As the prophet Joseph Smith said, "God himself was once as we are now, and is an exalted man, and sits enthroned in yonder heavens! That is the great secret!" (TPJS, p. 345). Thus, the Father became the Father at some time before "the beginning" as humans know it, by experiencing a mortality similar to that experienced on earth. (Encyclopedia of Mormonism, Vol. 2, p. 549,Teachings of the Prophet Joseph Smith)
Here Mormons have "changed the glory of the incorruptible God into an image made like corruptible man" (Romans 1:23). The Father never became the Father. He has always been the Father.

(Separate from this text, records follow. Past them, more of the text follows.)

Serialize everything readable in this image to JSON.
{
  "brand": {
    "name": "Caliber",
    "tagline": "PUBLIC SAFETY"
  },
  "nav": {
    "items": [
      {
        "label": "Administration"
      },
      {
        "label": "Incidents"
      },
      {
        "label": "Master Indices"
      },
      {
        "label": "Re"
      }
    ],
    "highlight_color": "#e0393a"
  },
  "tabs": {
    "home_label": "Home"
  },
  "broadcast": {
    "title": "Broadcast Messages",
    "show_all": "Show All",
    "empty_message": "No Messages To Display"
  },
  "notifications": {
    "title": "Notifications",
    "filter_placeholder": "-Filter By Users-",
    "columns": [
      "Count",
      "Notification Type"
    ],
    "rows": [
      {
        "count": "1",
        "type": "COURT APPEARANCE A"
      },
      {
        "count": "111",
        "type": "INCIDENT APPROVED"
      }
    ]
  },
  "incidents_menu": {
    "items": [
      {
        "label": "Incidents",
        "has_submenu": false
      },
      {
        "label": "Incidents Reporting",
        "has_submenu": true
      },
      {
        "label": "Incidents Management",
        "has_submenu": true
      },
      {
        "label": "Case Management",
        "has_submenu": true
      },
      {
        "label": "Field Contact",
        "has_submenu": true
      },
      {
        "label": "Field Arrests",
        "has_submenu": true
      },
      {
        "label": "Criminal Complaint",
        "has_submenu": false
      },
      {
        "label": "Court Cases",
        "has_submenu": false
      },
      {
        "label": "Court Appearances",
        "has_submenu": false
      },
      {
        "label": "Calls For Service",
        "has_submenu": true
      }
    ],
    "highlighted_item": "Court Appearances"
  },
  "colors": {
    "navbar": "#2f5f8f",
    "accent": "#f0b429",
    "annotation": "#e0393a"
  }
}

As it is written of our "One God, the Father, of whom are all things" (1 Corinthians 8:6),
Before the mountains were brought forth, or ever You had formed the earth and the world, even from everlasting to everlasting, You are God. (Psalm 90:2)
Wow, i am not sure if you think this "planet" is the source of God or if you think something else....but that might be an important distinction.
let us read in Genesis 1:26
And God said, Let us make man in our image
, after our likeness
...... (emphasis mine)
or Psalms 82:6
I have said, You are gods; and all of you are children of the most High.
or John 10:34
Jesus answered them, Is it not written in your law, I said, You are gods?
And now, O Father, glorify thou me with thine own self with the glory which I had with thee before the world was
I ascend unto my Father, and your Father
...(emphasis mine) see also Ephesians 3:14-15
How do you explain the translation of bənê hā-ʾĕlōhîm
"sons of God" as used in Genesis and Job or in Psalms kōl-ʾĕlōhîm "all ye gods"?
Yet we see this curious "El" give way to Jehovah (see Exodus 6:2-3)...why is that?
Is not a more relevant (and more interesting) argument for "who came first?" one that asks if the Law or God came first?